Reputation: 23
Okay, so this is a stripped down variant of a bug I had. The bug was that I initialized an array using a variable that wasn't initialized. Earlier I used a function to declare the number of elements using a function, but after a cleanup I forgot about it and moved all declarations to the top of the function.

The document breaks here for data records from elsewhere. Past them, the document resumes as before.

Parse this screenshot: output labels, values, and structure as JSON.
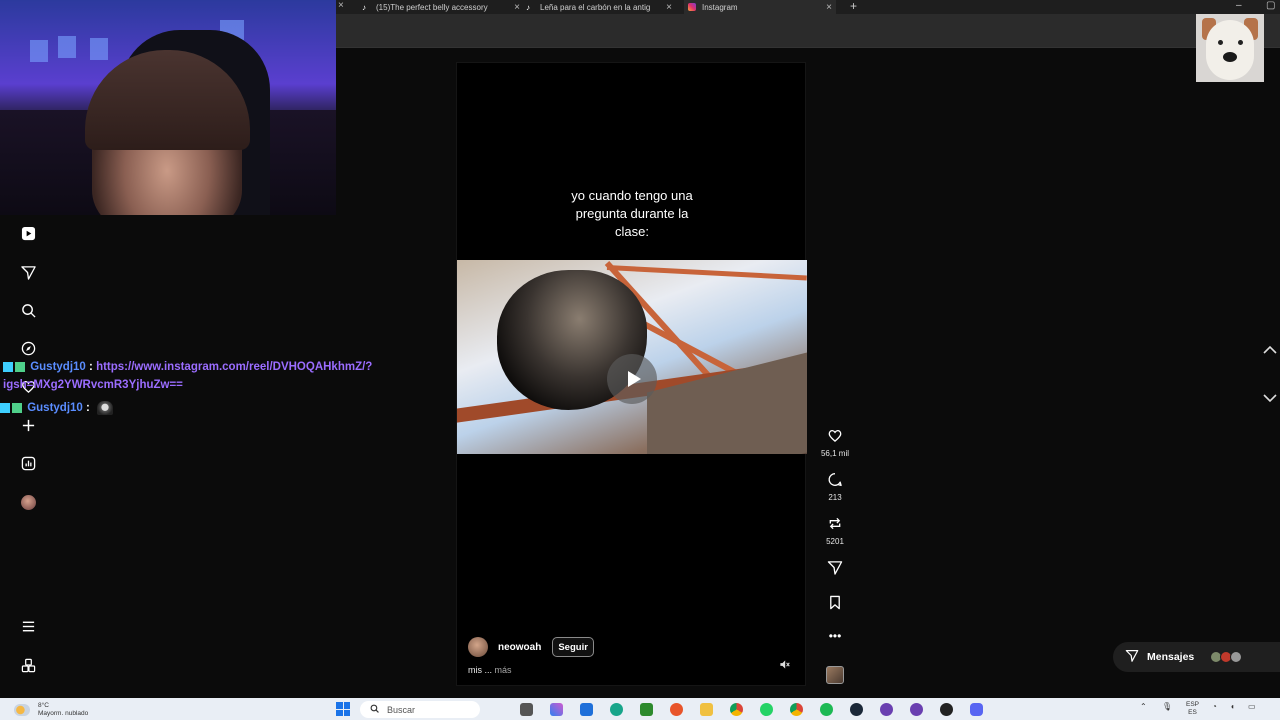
{
  "browser": {
    "tabs": [
      {
        "title": "(15)The perfect belly accessory"
      },
      {
        "title": "Leña para el carbón en la antig"
      },
      {
        "title": "Instagram"
      }
    ],
    "new_tab_label": "+",
    "close_label": "×"
  },
  "sidebar": {
    "items": [
      {
        "icon": "reels-icon"
      },
      {
        "icon": "send-icon"
      },
      {
        "icon": "search-icon"
      },
      {
        "icon": "explore-icon"
      },
      {
        "icon": "heart-icon"
      },
      {
        "icon": "create-icon"
      },
      {
        "icon": "dashboard-icon"
      },
      {
        "icon": "profile-icon"
      },
      {
        "icon": "menu-icon"
      },
      {
        "icon": "more-apps-icon"
      }
    ]
  },
  "chat": {
    "messages": [
      {
        "user": "Gustydj10",
        "separator": ":",
        "text_line1": "https://www.instagram.com/reel/DVHOQAHkhmZ/?",
        "text_line2": "igsh=MXg2YWRvcmR3YjhuZw=="
      },
      {
        "user": "Gustydj10",
        "separator": ":"
      }
    ]
  },
  "reel": {
    "caption_line1": "yo cuando tengo una",
    "caption_line2": "pregunta durante la",
    "caption_line3": "clase:",
    "author": "neowoah",
    "follow_label": "Seguir",
    "description": "mis ...",
    "more_label": "más"
  },
  "actions": {
    "likes": "56,1 mil",
    "comments": "213",
    "reposts": "5201"
  },
  "messages_pill": {
    "label": "Mensajes"
  },
  "taskbar": {
    "weather_temp": "8°C",
    "weather_desc": "Mayorm. nublado",
    "search_placeholder": "Buscar",
    "lang_line1": "ESP",
    "lang_line2": "ES"
  }
}
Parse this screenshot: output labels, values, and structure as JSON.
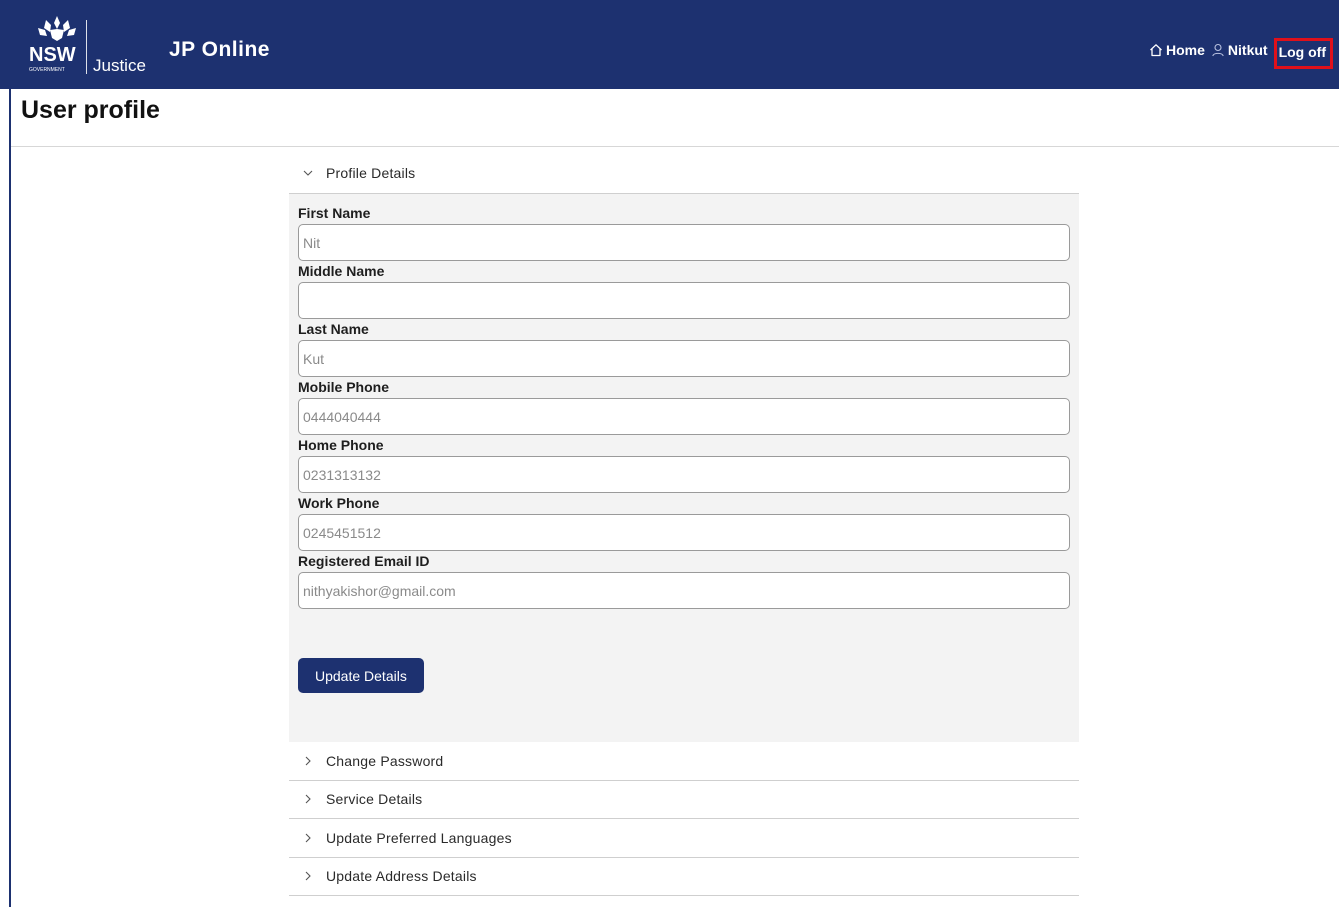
{
  "header": {
    "logo_text": "NSW",
    "logo_subtext": "GOVERNMENT",
    "department": "Justice",
    "app_title": "JP Online",
    "nav": {
      "home": "Home",
      "user": "Nitkut",
      "logoff": "Log off"
    }
  },
  "page": {
    "title": "User profile"
  },
  "sections": {
    "profile": {
      "heading": "Profile Details",
      "fields": [
        {
          "label": "First Name",
          "value": "",
          "placeholder": "Nit"
        },
        {
          "label": "Middle Name",
          "value": "",
          "placeholder": ""
        },
        {
          "label": "Last Name",
          "value": "",
          "placeholder": "Kut"
        },
        {
          "label": "Mobile Phone",
          "value": "",
          "placeholder": "0444040444"
        },
        {
          "label": "Home Phone",
          "value": "",
          "placeholder": "0231313132"
        },
        {
          "label": "Work Phone",
          "value": "",
          "placeholder": "0245451512"
        },
        {
          "label": "Registered Email ID",
          "value": "",
          "placeholder": "nithyakishor@gmail.com"
        }
      ],
      "submit_label": "Update Details"
    },
    "collapsed": [
      "Change Password",
      "Service Details",
      "Update Preferred Languages",
      "Update Address Details"
    ]
  },
  "colors": {
    "brand_navy": "#1d3170",
    "highlight_red": "#e0101a",
    "panel_bg": "#f3f3f3"
  },
  "icons": [
    "nsw-waratah-logo",
    "home-icon",
    "user-icon",
    "chevron-down-icon",
    "chevron-right-icon"
  ]
}
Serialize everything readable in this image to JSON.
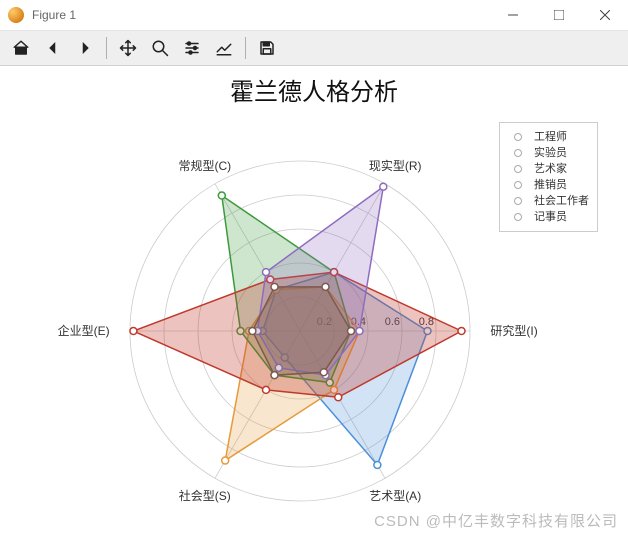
{
  "window": {
    "title": "Figure 1"
  },
  "toolbar": {
    "items": [
      "home",
      "back",
      "forward",
      "sep",
      "pan",
      "zoom",
      "subplots",
      "axes",
      "sep2",
      "save"
    ]
  },
  "chart_data": {
    "type": "radar",
    "title": "霍兰德人格分析",
    "axes": [
      "研究型(I)",
      "艺术型(A)",
      "社会型(S)",
      "企业型(E)",
      "常规型(C)",
      "现实型(R)"
    ],
    "ticks": [
      0.2,
      0.4,
      0.6,
      0.8
    ],
    "rmax": 1.0,
    "legend_position": "upper right",
    "series": [
      {
        "name": "工程师",
        "color": "#4a90d9",
        "fill": "rgba(74,144,217,0.25)",
        "values": [
          0.75,
          0.91,
          0.18,
          0.22,
          0.28,
          0.4
        ]
      },
      {
        "name": "实验员",
        "color": "#e59a3b",
        "fill": "rgba(229,154,59,0.25)",
        "values": [
          0.35,
          0.4,
          0.88,
          0.3,
          0.28,
          0.3
        ]
      },
      {
        "name": "艺术家",
        "color": "#3c9a3c",
        "fill": "rgba(60,154,60,0.25)",
        "values": [
          0.3,
          0.35,
          0.3,
          0.35,
          0.92,
          0.4
        ]
      },
      {
        "name": "推销员",
        "color": "#c0392b",
        "fill": "rgba(192,57,43,0.30)",
        "values": [
          0.95,
          0.45,
          0.4,
          0.98,
          0.35,
          0.4
        ]
      },
      {
        "name": "社会工作者",
        "color": "#8e6cc0",
        "fill": "rgba(142,108,192,0.25)",
        "values": [
          0.35,
          0.3,
          0.25,
          0.25,
          0.4,
          0.98
        ]
      },
      {
        "name": "记事员",
        "color": "#7d5a4f",
        "fill": "rgba(125,90,79,0.25)",
        "values": [
          0.3,
          0.28,
          0.3,
          0.28,
          0.3,
          0.3
        ]
      }
    ]
  },
  "watermark": "CSDN @中亿丰数字科技有限公司"
}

I used the flags -std=c99 -Wall -Wextra -pedantic -O
, and usually gcc warns about values being used before they are uninitialized, but in this specific case it didn't. So, my question is:
Is this a bug in gcc
or is it possible for f(&n)
to post-initialize the array size in some weird way?
#include <stdio.h>
void f(int * x) {
*x = 8;
}
int main(void) {
int n;
float a[n]; // Compiler should warn that n may contain garbage
a[7] = 3.1415;
printf("%f\n", a[7]);
f(&n); // Removing this causes the compiler warn as expected
return 0;
}
EDIT: It may be this gcc bug?
Upvotes: 2
Views: 202
Reputation: 15134
GCC is accepting float a[n]
as a variable-length array. It should, however, warn you that n
contains garbage when it’s used. Perhaps VLA initialization is getting rearranged in a way that makes that fact non-obvious to the code generator? If n
were initialized before use, moving the call to f()
above the declaration of a
would clearly be wrong, but this program produces undefined behavior.